Multi-layer linear systems can be viewed as an equivalent simple, single layer linear system.
The forward pass defines a simple linear system (with all numerical values known) that the backward pass will update.
Therefore the backward pass is only updating a simple linear system, an easy task. Which it does by updating the weights in each layer.
The non-linear effect of the weight updates will only be seen later when further training examples are presented.
Viewing the weighted sums in each layer as associative memory, an update to the weights for a single training pair causes a small amount of Gaussian noise to be added to the recall response of all other stored training pair responses.

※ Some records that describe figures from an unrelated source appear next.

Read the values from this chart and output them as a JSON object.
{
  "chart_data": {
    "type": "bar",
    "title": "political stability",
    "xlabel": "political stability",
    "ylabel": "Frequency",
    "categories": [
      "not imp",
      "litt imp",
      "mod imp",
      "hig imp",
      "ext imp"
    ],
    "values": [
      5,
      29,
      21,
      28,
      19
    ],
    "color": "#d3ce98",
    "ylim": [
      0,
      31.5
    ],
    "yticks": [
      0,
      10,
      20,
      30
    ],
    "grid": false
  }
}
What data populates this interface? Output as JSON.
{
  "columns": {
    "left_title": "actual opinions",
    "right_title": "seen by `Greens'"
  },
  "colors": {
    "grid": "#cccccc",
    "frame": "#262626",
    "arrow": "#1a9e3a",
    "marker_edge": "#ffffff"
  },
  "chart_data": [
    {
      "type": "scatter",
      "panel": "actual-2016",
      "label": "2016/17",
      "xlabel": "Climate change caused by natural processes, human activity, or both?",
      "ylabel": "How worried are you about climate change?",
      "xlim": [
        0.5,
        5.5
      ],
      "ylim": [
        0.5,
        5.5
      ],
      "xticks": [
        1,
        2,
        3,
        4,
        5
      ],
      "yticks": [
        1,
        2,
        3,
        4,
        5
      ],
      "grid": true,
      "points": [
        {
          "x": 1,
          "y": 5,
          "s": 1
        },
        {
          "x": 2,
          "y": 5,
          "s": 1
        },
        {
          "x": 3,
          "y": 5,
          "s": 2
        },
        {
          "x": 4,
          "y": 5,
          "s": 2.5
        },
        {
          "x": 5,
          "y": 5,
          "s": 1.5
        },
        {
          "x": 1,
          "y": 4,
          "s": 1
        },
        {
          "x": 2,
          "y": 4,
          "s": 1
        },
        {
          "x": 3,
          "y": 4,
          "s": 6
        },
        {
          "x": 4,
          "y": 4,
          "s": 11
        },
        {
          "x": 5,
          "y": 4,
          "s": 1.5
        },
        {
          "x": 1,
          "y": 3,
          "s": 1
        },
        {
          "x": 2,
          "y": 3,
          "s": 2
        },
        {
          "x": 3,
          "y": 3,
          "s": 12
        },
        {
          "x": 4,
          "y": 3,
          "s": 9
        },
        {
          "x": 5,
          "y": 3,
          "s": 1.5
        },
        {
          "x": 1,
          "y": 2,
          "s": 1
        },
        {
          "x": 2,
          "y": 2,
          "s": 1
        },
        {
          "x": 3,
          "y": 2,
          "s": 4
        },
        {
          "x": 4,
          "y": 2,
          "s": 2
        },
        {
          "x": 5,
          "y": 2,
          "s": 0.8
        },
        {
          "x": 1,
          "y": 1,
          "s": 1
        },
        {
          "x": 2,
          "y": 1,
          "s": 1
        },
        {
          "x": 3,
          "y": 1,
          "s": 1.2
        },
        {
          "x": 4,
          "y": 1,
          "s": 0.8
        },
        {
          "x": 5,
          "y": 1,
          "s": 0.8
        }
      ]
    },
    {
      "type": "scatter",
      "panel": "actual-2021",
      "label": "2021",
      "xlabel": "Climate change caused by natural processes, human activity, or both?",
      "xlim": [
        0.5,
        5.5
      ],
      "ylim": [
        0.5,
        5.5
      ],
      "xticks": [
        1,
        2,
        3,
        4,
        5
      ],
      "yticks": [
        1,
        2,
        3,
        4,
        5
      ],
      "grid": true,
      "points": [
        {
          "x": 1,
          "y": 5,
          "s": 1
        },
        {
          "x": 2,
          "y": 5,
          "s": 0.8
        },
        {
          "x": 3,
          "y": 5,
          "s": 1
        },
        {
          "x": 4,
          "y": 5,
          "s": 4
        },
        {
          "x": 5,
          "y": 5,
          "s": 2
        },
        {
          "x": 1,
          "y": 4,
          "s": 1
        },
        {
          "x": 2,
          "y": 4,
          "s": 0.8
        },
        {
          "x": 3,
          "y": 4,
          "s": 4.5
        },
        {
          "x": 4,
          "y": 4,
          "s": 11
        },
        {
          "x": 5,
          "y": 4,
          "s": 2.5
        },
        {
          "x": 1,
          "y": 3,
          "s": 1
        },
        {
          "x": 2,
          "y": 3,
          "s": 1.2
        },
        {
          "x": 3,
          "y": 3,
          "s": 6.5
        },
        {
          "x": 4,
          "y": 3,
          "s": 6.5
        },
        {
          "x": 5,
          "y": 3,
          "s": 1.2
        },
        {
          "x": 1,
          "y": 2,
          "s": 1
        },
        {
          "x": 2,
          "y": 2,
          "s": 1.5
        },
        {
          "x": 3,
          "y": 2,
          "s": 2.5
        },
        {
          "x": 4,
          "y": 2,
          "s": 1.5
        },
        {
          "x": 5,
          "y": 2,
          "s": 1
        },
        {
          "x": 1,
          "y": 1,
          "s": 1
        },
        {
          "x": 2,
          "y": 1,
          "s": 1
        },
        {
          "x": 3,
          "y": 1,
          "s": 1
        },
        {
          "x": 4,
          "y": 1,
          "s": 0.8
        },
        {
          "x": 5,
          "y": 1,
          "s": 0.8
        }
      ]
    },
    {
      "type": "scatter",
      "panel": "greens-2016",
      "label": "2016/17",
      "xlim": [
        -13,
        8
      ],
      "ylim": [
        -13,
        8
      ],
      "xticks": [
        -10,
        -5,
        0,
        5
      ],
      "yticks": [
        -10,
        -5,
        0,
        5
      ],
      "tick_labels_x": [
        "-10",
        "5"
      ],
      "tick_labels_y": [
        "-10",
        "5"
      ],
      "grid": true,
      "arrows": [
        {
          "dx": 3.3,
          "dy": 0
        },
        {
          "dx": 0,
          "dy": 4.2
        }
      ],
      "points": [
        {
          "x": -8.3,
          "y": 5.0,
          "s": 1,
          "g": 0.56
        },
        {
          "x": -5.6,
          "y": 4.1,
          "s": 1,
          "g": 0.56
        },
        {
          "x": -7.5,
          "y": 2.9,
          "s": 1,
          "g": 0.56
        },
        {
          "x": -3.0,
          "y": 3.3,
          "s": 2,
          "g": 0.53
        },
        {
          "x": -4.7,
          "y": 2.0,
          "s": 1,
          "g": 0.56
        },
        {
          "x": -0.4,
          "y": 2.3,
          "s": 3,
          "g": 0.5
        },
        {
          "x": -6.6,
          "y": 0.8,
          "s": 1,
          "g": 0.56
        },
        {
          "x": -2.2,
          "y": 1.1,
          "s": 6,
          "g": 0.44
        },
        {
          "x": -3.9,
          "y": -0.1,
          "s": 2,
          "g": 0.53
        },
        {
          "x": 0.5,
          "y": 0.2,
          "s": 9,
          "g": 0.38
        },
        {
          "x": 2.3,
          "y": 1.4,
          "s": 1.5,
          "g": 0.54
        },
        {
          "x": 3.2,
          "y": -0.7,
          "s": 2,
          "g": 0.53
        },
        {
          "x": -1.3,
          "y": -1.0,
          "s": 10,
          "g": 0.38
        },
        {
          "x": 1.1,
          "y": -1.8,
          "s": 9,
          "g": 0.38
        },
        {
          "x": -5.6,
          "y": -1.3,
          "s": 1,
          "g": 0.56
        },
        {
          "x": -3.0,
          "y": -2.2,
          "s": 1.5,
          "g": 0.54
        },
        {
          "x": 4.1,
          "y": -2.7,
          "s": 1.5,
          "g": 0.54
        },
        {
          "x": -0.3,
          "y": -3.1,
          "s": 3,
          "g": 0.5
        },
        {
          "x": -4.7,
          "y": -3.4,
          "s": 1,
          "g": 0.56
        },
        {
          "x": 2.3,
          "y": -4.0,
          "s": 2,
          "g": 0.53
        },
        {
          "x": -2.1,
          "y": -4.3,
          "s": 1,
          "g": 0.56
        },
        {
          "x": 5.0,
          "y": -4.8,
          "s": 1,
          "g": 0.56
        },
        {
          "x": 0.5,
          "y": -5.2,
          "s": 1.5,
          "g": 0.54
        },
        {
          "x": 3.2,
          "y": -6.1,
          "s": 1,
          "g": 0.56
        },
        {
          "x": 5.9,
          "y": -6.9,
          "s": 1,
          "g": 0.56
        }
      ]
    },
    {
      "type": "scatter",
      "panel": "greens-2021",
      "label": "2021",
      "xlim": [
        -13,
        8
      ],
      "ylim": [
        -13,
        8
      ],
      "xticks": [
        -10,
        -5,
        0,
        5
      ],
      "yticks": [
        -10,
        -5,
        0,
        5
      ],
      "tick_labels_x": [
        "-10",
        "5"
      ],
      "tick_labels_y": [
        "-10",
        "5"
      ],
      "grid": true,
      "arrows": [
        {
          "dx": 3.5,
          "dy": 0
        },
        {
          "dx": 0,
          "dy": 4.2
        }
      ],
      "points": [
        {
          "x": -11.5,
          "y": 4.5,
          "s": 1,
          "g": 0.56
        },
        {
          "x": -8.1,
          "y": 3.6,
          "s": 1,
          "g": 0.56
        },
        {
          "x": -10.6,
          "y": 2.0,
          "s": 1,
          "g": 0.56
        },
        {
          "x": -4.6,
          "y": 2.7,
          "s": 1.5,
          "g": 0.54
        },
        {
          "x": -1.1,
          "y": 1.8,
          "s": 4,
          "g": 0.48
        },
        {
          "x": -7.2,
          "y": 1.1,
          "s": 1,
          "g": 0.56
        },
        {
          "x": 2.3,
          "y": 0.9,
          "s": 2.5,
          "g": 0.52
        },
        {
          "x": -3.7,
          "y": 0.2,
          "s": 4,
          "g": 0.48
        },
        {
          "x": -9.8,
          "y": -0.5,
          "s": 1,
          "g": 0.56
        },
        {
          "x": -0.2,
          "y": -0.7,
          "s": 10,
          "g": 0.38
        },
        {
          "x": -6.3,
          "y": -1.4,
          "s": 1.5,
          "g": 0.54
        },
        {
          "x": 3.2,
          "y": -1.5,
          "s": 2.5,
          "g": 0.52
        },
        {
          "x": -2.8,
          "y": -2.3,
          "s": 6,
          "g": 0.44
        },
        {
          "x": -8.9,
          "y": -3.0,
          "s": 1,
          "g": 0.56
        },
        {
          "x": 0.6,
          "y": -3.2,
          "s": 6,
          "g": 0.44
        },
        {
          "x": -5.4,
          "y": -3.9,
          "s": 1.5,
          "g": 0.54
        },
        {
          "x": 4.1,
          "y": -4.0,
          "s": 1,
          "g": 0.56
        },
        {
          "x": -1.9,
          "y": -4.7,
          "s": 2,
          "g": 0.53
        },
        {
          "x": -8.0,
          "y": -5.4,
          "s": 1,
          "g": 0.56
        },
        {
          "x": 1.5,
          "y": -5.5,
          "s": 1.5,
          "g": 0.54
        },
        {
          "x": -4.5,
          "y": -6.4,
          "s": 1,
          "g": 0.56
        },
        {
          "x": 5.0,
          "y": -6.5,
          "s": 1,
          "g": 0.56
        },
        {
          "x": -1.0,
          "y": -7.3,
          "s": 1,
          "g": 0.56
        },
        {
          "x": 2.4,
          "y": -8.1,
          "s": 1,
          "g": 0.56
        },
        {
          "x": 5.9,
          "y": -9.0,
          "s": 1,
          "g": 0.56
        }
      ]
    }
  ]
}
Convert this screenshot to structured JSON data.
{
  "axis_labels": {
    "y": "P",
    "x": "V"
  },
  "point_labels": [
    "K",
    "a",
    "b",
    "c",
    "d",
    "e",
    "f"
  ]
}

The next training example will have have a small amount of Gaussian noise contamination of each weighted sum associative memory recall. And that noise will be amplified by the non-linear activation functions present in the network.
The hope is those non-linear effects will be small enough not to destabilize the network during training.
Which is generally the case.
For example it is very helpful that ReLU switches at zero rather than at some other value otherwise small amounts of Gaussian noise would be amplified by abrupt changes in the response of the activation function.
You can see then that a neural networks learns by linear system updates.
The non-linear effects are deferred till later. The cycle is:
Linear update.
Small non-linear perturbation of all other training example pairs (By added Gaussian noise interacting with non-linearity.)
Linear update.
Small non-linear perturbation of all other training example pairs.
......
Which is really just annealing, plain and simple.